Local news outlet CityNews reported on Nov. 20 that residents living near the site of the firm’s mining operations are complaining about the allegedly intolerable sound and vibrations originating from the facility.
The complaints of the population
The firm’s executives claim that the noise problems will be solved by a 23-meter wall around its mining farm, but residents are not convinced. Marcel Cyr, a resident living across the river from the facility notes that — while residents are complaining — the company has so far only expanded its operations. He told the outlet that residents want the business to cease operations until the noise issues are solved:
“They say they are acting in good faith. [...] And in the beginning we believed them. But we no longer believe them. How can we? [...] The noise destroys the environment, destroys people’s health because of the stress. [...] We had peace and quiet, and we want peace and quiet to return.”
Bitfarms reportedly manages five mining operations spread across the province to take advantage of cheap local hydropower. The firm struck a deal with Sherbrooke to pay the city about 3 million Canadian dollars (about $2.25 million) per year for its electricity use.
City councilor Marc Denault admitted that, if the city had known about the noise generated by the facility’s cooling fans, it would not have allowed it to use the location. The councilor also said he believes that if the company foresaw such issues, it would not have chosen its present location.

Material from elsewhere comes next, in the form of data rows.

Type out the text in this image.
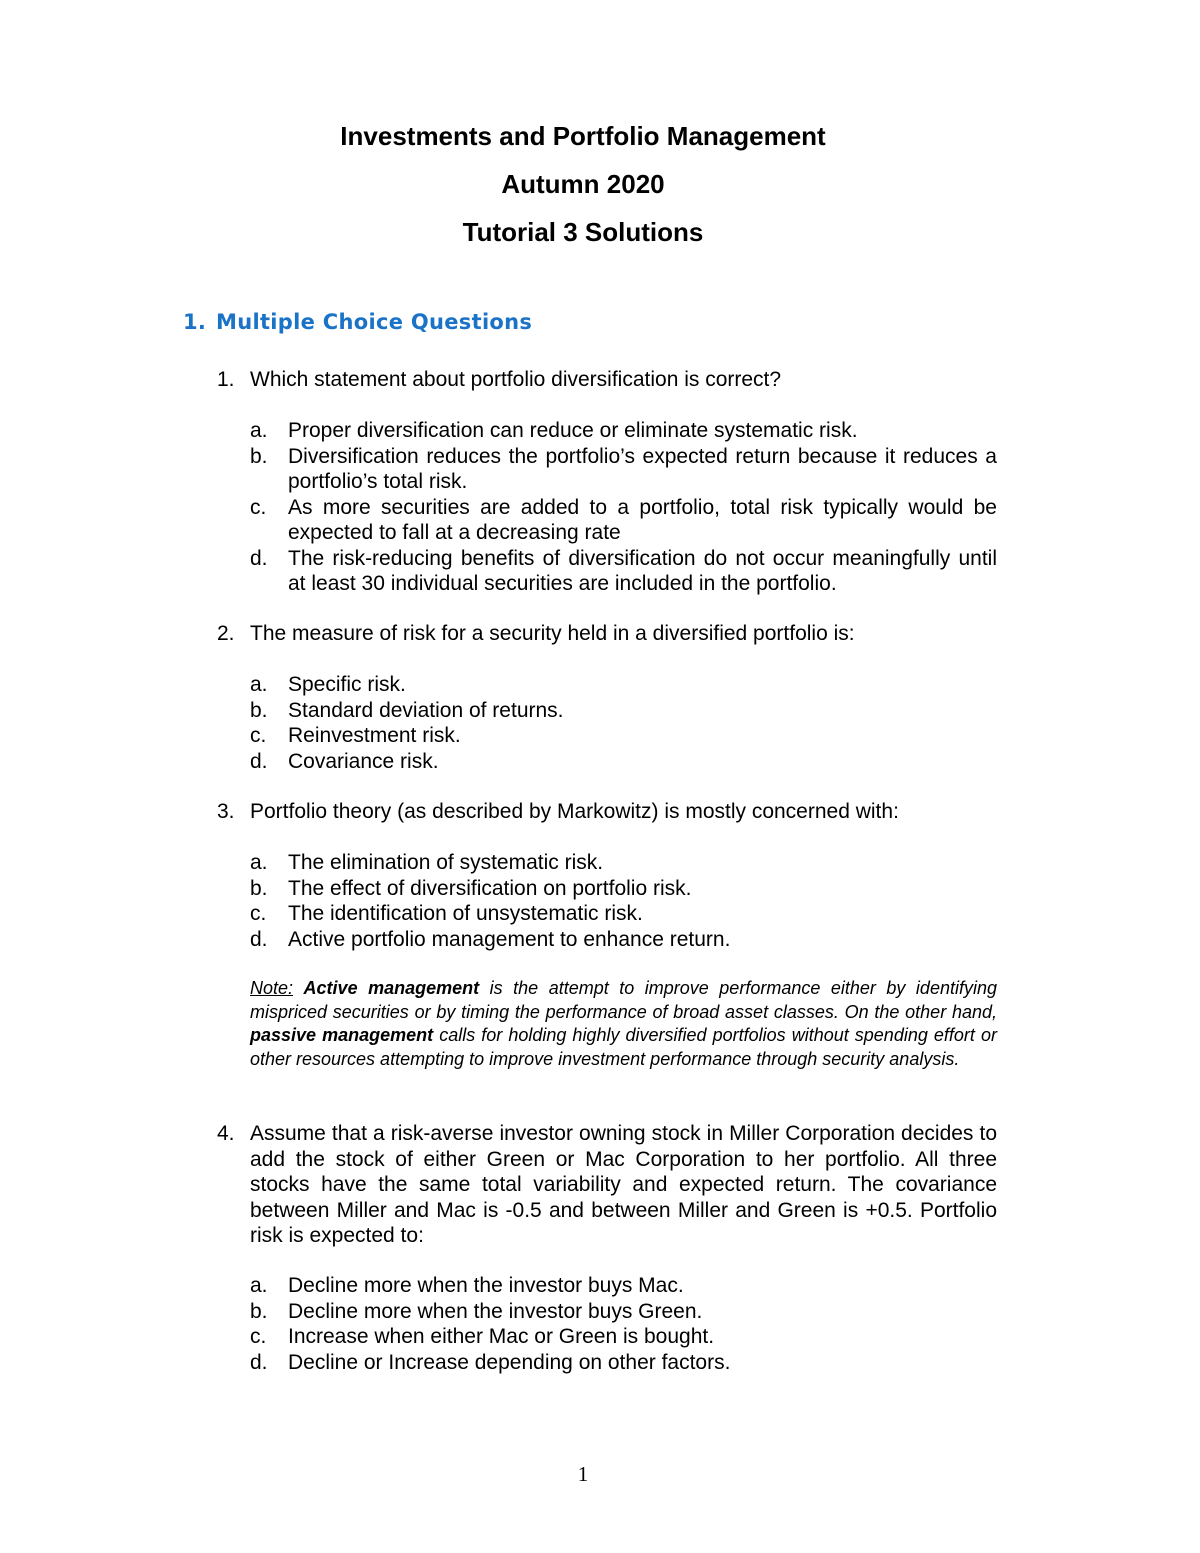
Investments and Portfolio Management
Autumn 2020
Tutorial 3 Solutions
1. Multiple Choice Questions
1. Which statement about portfolio diversification is correct?
a. Proper diversification can reduce or eliminate systematic risk.
b. Diversification reduces the portfolio’s expected return because it reduces a portfolio’s total risk.
c. As more securities are added to a portfolio, total risk typically would be expected to fall at a decreasing rate
d. The risk-reducing benefits of diversification do not occur meaningfully until at least 30 individual securities are included in the portfolio.
2. The measure of risk for a security held in a diversified portfolio is:
a. Specific risk.
b. Standard deviation of returns.
c. Reinvestment risk.
d. Covariance risk.
3. Portfolio theory (as described by Markowitz) is mostly concerned with:
a. The elimination of systematic risk.
b. The effect of diversification on portfolio risk.
c. The identification of unsystematic risk.
d. Active portfolio management to enhance return.
Note: Active management is the attempt to improve performance either by identifying mispriced securities or by timing the performance of broad asset classes. On the other hand, passive management calls for holding highly diversified portfolios without spending effort or other resources attempting to improve investment performance through security analysis.
4. Assume that a risk-averse investor owning stock in Miller Corporation decides to add the stock of either Green or Mac Corporation to her portfolio. All three stocks have the same total variability and expected return. The covariance between Miller and Mac is -0.5 and between Miller and Green is +0.5. Portfolio risk is expected to:
a. Decline more when the investor buys Mac.
b. Decline more when the investor buys Green.
c. Increase when either Mac or Green is bought.
d. Decline or Increase depending on other factors.
1
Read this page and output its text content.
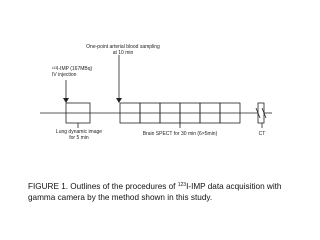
One-point arterial blood sampling
at 10 min
¹²³I-IMP (167MBq)
IV injection
Lung dynamic image
for 5 min
Brain SPECT for 30 min (6×5min)	CT
FIGURE 1. Outlines of the procedures of $^{123}$I-IMP data acquisition with gamma camera by the method shown in this study.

Denault also said that the company intended to address the noise issue and will renovate the building and build a wall outside it to muffle the sound. He claimed that an increase in the capacity of the farm will not increase the noise, stating:
“We expect significant improvement versus what the residents are allegedly complaining about today.”
Not the first such instance, but the company improved conditions
Denault’s claims that the company is cooperative in solving noise problems are backed up by Patrick Melchior, mayor of Farnham, another place where Bitfarm operates. He said that residents had similar complaints in 2017, but the company has since improved the situation:
“They were very cooperative. Their goal was really not to be a bad corporate citizen. [...] They reduced the noise considerably .. and the citizens were very satisfied. The case is closed.”
Cointelegraph reached out to councilmembers from the aforementioned cities but has not received any responses as of press time.
According to Google Finance, BitFarms’ stocks are trading at 0.53 Canadian dollars ($0.40). This means that the shares are down over 75% from when they were listed in July.
Despite uncertain market conditions, cryptocurrency mining firms are seemingly optimistic when it comes to the future of their industry. As Cointelegraph reported yesterday, German Bitcoin (BTC) mining firm Northern Bitcoin has entered a merger agreement with United States-based competitor Whinstone to jointly build what will supposedly be the world’s largest mining farm.